There are 20 rich possibilities that the Congress would showcase to different aspirational corners of India. This talent pool is not a static group, there can be additions and deletions as the situation demands. To use corporate parlance, they are like 20 CEOs of a large group’s subsidiary companies, and their survival depends on their performance and allegiance to Congress values.
Since this is not a closed group, since the top job of the prime minister is not closed, it allows for sufficient openness, and democracy, inside the party. Chaos and confusion may prevail for a while, but like in a free market space, competition and strength of character will settle matters quickly. The guiding principles and process to pick these twenty will have to be meticulous and elaborate.
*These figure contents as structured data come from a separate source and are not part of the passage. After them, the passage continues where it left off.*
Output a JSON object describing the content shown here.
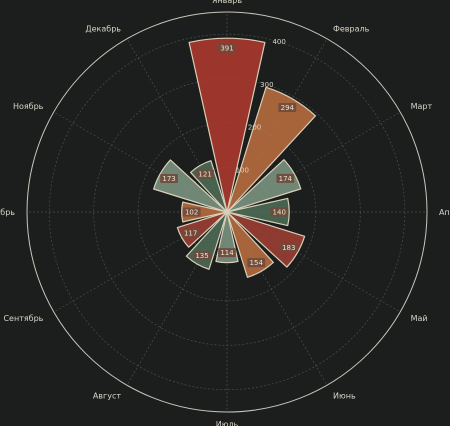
{
  "chart_data": {
    "type": "bar",
    "subtype": "polar-rose",
    "categories": [
      "Январь",
      "Февраль",
      "Март",
      "Апрель",
      "Май",
      "Июнь",
      "Июль",
      "Август",
      "Сентябрь",
      "Октябрь",
      "Ноябрь",
      "Декабрь"
    ],
    "series": [
      {
        "values": [
          391,
          294,
          174,
          140,
          183,
          154,
          114,
          135,
          117,
          102,
          173,
          121
        ]
      }
    ],
    "radial_ticks": [
      100,
      200,
      300,
      400
    ],
    "rmax": 450,
    "grid": true,
    "colors": {
      "background": "#1b1e1c",
      "outer_ring": "#c9c6bb",
      "grid": "#4a4f4b",
      "bar_edge": "#d9cfb9",
      "label_box": "#6e4a3e",
      "bars": [
        "#b33a2f",
        "#c0703f",
        "#7f9a86",
        "#4f7058",
        "#a33f34",
        "#c0703f",
        "#7f9a86",
        "#4f7058",
        "#a33f34",
        "#c0703f",
        "#7f9a86",
        "#4f7058"
      ]
    }
  }
}
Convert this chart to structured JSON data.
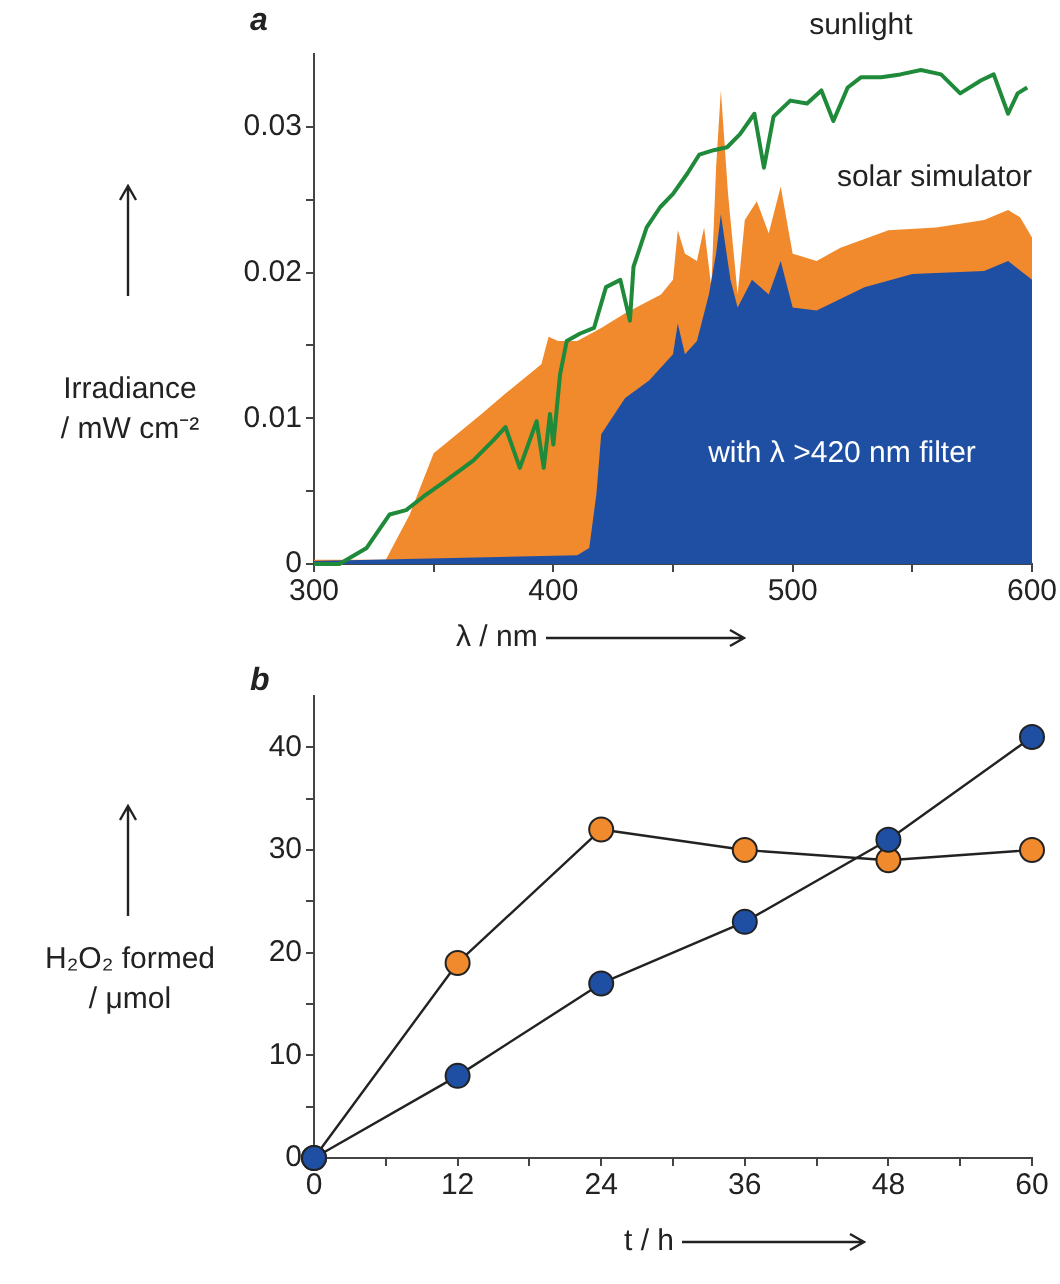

From the kind of public person that Rahul Gandhi has become over the years, from the campaign he ran, the spiritual contrast of ‘love’ he endeavoured to build, to counter overt religiosity and hate on the other side; his natural restraint and accommodation may naturally endear him to this extension of Bapu’s idea.
In January 2013, at the Jaipur AICC session, making his maiden speech as the party’s vice-president, he had said:
“Last night each one of you congratulated me. But, my mother came to my room and cried… because she understands that power is poison.”
This self-awareness will carry him through the process. After the family has held the reins of the party for decades, stepping down as president may not be a moral option, especially when it is in a peculiar state of untidiness. Leaving it in this precarious state may lead to its complete collapse and disintegration, and that is precisely what the Sangh parivar wants – an ideologically flat India.
Sadly, Rahul Gandhi’s destiny may be to stay, swallow the hurt, sacrifice, and reform.
Sugata Srinivasaraju is a senior journalist and author.